The variable ‘model1’ has been created in the chunk above, which is obviously going to the Global Environment in RStudio. The variable name ‘model1’ is called and executed as shown in the 2nd line of above code chunk.

Let us create a Predictive Model on ‘model1’

Now, the predictive model is created after model1 has been created. The predictions are to be ddone for different criteria and requirements, as shown below one by one.

1.Criteria: A car having 8 cylinders

To check the mileage/ performance of cars having 8 cylinders

predict(model1, newdata = data.frame(cylinder = 8))
##        1 
## 14.87826

In the above chunk, predict() is used to predict the miles per gallon for a car with 8 cylinders which was found to be 14.87826 mpg Interpretation: A car having 8 cylinders would have a mileage of 14.87826 mpg.

2.Criteria: A car having 6 cylinders

To check the mileage/ performance of cars having 6 cylinders

predict(model1, newdata = data.frame(cylinder = 6))
##        1 
## 20.62984

In the above chunk, predict() is used to predict the miles per gallon for a car with 6 cylinders which was found to be 20.62984 mpg. Interpretation: A car having 6 cylinders would have a mileage of 20.62984 mpg.

3.Criteria: A car having 4 cylinders

To check the mileage/ performance of cars having 4 cylinders

predict(model1, newdata = data.frame(cylinder = 4))
##        1 
## 26.38142

In the above chunk, predict() is used to predict the miles per gallon for a car with 4 cylinders which was found to be 26.38142 mpg. Interpretation: A car having 4 cylinders would have a mileage of 26.38142 mpg.

Let us create some Visuals

plot <- plot(cylinder, miles_per_gallon, type= "p", main = "Gas Consumption as Explained by Number of Cylinders",sub ="General Information",xlab= "Number of Cylinders",ylab= "Miles (U.S.) per gallon",col="firebrick")
abline(model1)

To show the Visuals in terms of a graphical representation, a variable named ‘plot’ has been created as shown in the above chunk. plot() function has been used to create the graph. plot() is available in the ggplot2 package in the RStudio.

Create a model using Multiple Regression Model

Now, two variables are to be used for multiple regression, two variables need to be created for independent variables and ‘miles_per_gallon’ is the independent variable

Variables to be used : mpg, cyl, am

am <- mtcars$am
model2 <- lm(miles_per_gallon ~ cylinder + am)
model2
## 
## Call:
## lm(formula = miles_per_gallon ~ cylinder + am)
## 
## Coefficients:
## (Intercept)     cylinder           am  
##      34.522       -2.501        2.567

In the above code chunk, model2 variable has been created using the lm() function with variables ‘cylinder’ and ‘am’ as independent variables.

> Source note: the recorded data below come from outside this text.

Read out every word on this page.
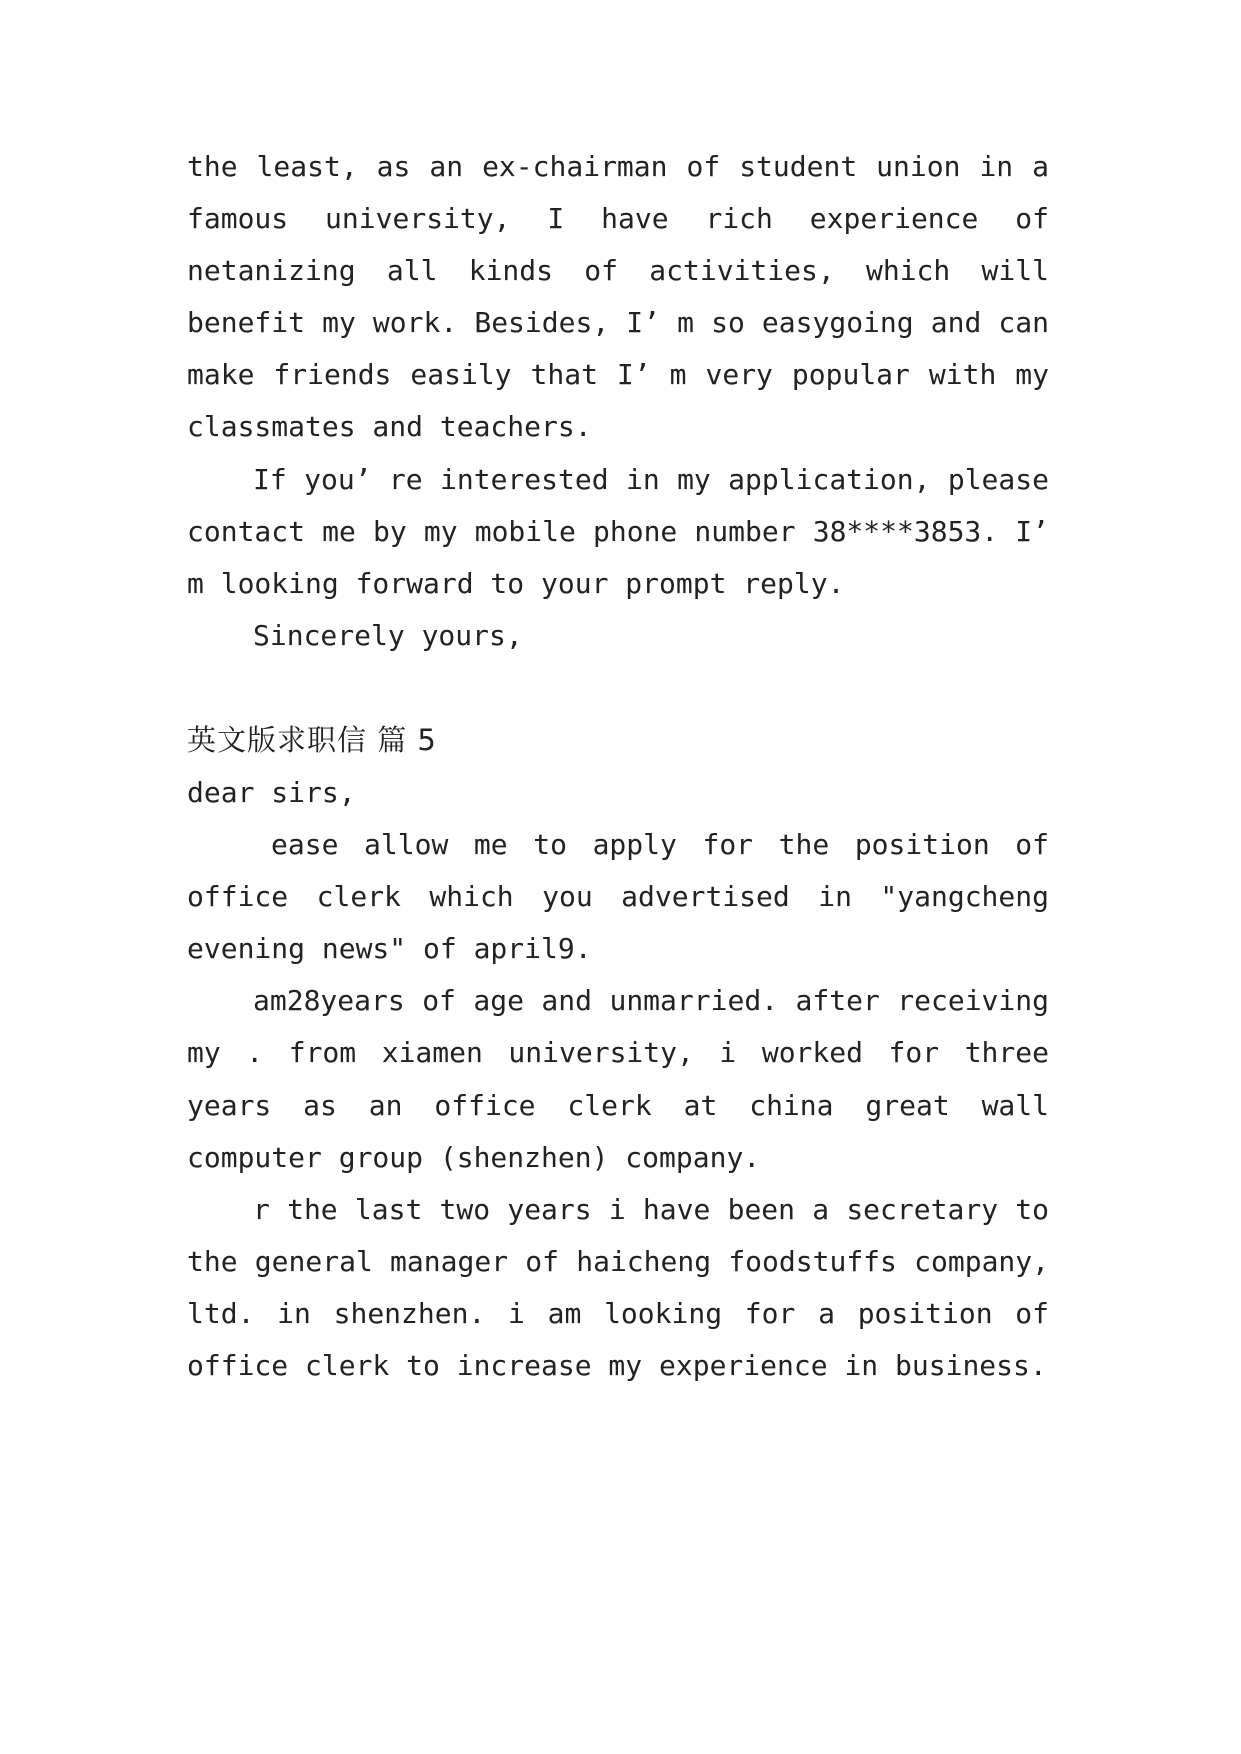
the least, as an ex-chairman of student union in a
famous university, I have rich experience of
netanizing all kinds of activities, which will
benefit my work. Besides, I’ m so easygoing and can
make friends easily that I’ m very popular with my
classmates and teachers.
If you’ re interested in my application, please
contact me by my mobile phone number 38****3853. I’
m looking forward to your prompt reply.
Sincerely yours,
英文版求职信 篇 5
dear sirs,
ease allow me to apply for the position of
office clerk which you advertised in "yangcheng
evening news" of april9.
am28years of age and unmarried. after receiving
my . from xiamen university, i worked for three
years as an office clerk at china great wall
computer group (shenzhen) company.
r the last two years i have been a secretary to
the general manager of haicheng foodstuffs company,
ltd. in shenzhen. i am looking for a position of
office clerk to increase my experience in business.
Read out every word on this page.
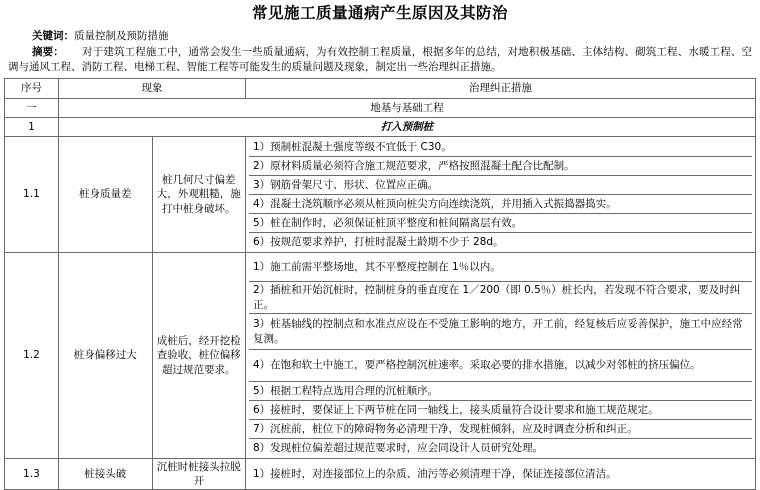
常见施工质量通病产生原因及其防治
关键词：质量控制及预防措施
摘要： 对于建筑工程施工中，通常会发生一些质量通病，为有效控制工程质量，根据多年的总结，对地积极基础、主体结构、砌筑工程、水暖工程、空调与通风工程、消防工程、电梯工程、智能工程等可能发生的质量问题及现象，制定出一些治理纠正措施。
序号	现象	治理纠正措施
一	地基与基础工程
1	打入预制桩
1.1	桩身质量差	桩几何尺寸偏差大，外观粗糙，施打中桩身破坏。	
1）预制桩混凝土强度等级不宜低于 C30。
2）原材料质量必须符合施工规范要求，严格按照混凝土配合比配制。
3）钢筋骨架尺寸、形状、位置应正确。
4）混凝土浇筑顺序必须从桩顶向桩尖方向连续浇筑，并用插入式振捣器捣实。
5）桩在制作时，必须保证桩顶平整度和桩间隔离层有效。
6）按规范要求养护，打桩时混凝土龄期不少于 28d。

1.2	桩身偏移过大	成桩后，经开挖检查验收，桩位偏移超过规范要求。	
1）施工前需平整场地，其不平整度控制在 1％以内。
2）插桩和开始沉桩时，控制桩身的垂直度在 1／200（即 0.5％）桩长内，若发现不符合要求，要及时纠正。
3）桩基轴线的控制点和水准点应设在不受施工影响的地方，开工前，经复核后应妥善保护，施工中应经常复测。
4）在饱和软土中施工，要严格控制沉桩速率。采取必要的排水措施，以减少对邻桩的挤压偏位。
5）根据工程特点选用合理的沉桩顺序。
6）接桩时，要保证上下两节桩在同一轴线上，接头质量符合设计要求和施工规范规定。
7）沉桩前，桩位下的障碍物务必清理干净，发现桩倾斜，应及时调查分析和纠正。
8）发现桩位偏差超过规范要求时，应会同设计人员研究处理。

1.3	桩接头破	沉桩时桩接头拉脱开	
1）接桩时，对连接部位上的杂质、油污等必须清理干净，保证连接部位清洁。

Again model2 is called to execute.

Interpretation for the Multiple Regression Model

Conclusion

This case study shows to apply simple linear regression and multiple linear regression on a given dataset (mtcars in this case). The models are created and predictive analyses have been done as shown above. The interpretations clearly show the nature of prediction.